The man really is a wonder. He doesn’t do it quite on his own; I’ve spotted a couple of staff in the kitchen, but Tommy seems to run it like a kinder version of a Gordon Ramsey restaurant, turning out incredible meals for the ten of us and watching us dispose of them with a toothy grin of pride.

“You might have to help me into my dress come Saturday,” Rachel says to Sam while stabbing at a piece of black pudding. “There’s noway thoughts of fitting a bridesmaid dress will make me pull back from this.”

I love a woman with an appetite. I’ve sat across from too many girls terrified of food, watching them chase lettuce around a plate with a wary eye, as if calories could navigate the air between food and their mouths. My sister, Briar, has fought hard against being one of them, but it’s not easy. You can’t be a star of the West End and not have some fuckwit journalist think they’re entitled to comment on things they have no right to. Once the media fixes its eye on you, everything—your body, your family, your life—is always the subject of their speculation.

Another hurdle I’ll have to cross with Rachel. I want her in my life beyond this week; but that would mean throwing her straight into the world Briar and I already live in. One public appearance together and it would be all on—the cameras, the headlines, the speculation. Would she meet it with the same ‘don’t give a fuck’ attitude she’s showing now? Or would the glare chip away until the confident woman I see in front of me was just a shadow? I don’t think I could live with being the reason she broke.

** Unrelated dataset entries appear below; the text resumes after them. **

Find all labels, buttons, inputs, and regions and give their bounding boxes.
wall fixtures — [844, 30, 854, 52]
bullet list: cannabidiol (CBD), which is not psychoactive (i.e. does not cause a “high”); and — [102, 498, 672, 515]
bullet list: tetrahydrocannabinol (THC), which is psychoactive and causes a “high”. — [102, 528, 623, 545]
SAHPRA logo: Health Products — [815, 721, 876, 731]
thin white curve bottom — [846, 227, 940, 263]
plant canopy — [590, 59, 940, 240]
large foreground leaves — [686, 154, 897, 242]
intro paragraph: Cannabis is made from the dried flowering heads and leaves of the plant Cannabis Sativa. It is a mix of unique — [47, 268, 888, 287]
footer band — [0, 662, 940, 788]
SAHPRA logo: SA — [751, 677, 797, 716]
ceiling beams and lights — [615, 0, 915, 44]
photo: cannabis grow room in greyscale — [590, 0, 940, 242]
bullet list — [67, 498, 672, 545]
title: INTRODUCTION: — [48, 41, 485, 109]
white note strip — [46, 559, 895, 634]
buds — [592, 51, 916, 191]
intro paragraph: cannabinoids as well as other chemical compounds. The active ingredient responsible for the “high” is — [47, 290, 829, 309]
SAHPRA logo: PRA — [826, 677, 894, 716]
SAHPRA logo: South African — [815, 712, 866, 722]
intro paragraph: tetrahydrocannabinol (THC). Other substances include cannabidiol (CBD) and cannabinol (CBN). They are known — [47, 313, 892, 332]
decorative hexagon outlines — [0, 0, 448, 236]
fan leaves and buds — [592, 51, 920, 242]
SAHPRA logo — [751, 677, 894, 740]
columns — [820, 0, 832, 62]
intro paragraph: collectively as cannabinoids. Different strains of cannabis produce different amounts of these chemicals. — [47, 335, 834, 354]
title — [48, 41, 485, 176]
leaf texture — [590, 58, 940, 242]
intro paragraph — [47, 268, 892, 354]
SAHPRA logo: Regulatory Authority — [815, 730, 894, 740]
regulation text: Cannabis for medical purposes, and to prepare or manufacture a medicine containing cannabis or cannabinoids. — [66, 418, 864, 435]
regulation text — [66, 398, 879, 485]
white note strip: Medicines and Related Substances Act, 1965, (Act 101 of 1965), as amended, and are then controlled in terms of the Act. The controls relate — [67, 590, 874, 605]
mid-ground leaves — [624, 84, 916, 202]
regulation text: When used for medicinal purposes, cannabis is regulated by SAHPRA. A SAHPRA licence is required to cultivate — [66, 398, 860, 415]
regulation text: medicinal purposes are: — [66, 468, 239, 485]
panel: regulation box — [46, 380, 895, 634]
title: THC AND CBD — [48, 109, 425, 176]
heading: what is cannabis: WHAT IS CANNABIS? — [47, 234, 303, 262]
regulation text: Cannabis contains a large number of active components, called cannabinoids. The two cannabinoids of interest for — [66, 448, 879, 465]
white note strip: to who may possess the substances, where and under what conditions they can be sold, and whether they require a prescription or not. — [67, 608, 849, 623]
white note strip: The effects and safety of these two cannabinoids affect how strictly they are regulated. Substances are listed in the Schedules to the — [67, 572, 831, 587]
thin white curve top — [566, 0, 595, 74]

It’s selfish to want her anyway—selfish to ask her to sign up for that life just so I can keep her in mine. The press has crushed tougher people than Rachel MacDonald. But maybe Hollis has done me a favour. His latest shitty stories have already slapped my past in front of her. She’s not naïve; she knows if she were with me, it would be her face in the photos, her name in the headlines. I need to trust her intelligence. If Rachel dives into the deep end with me, she’ll do it knowing exactly what sharks are lurking in the water.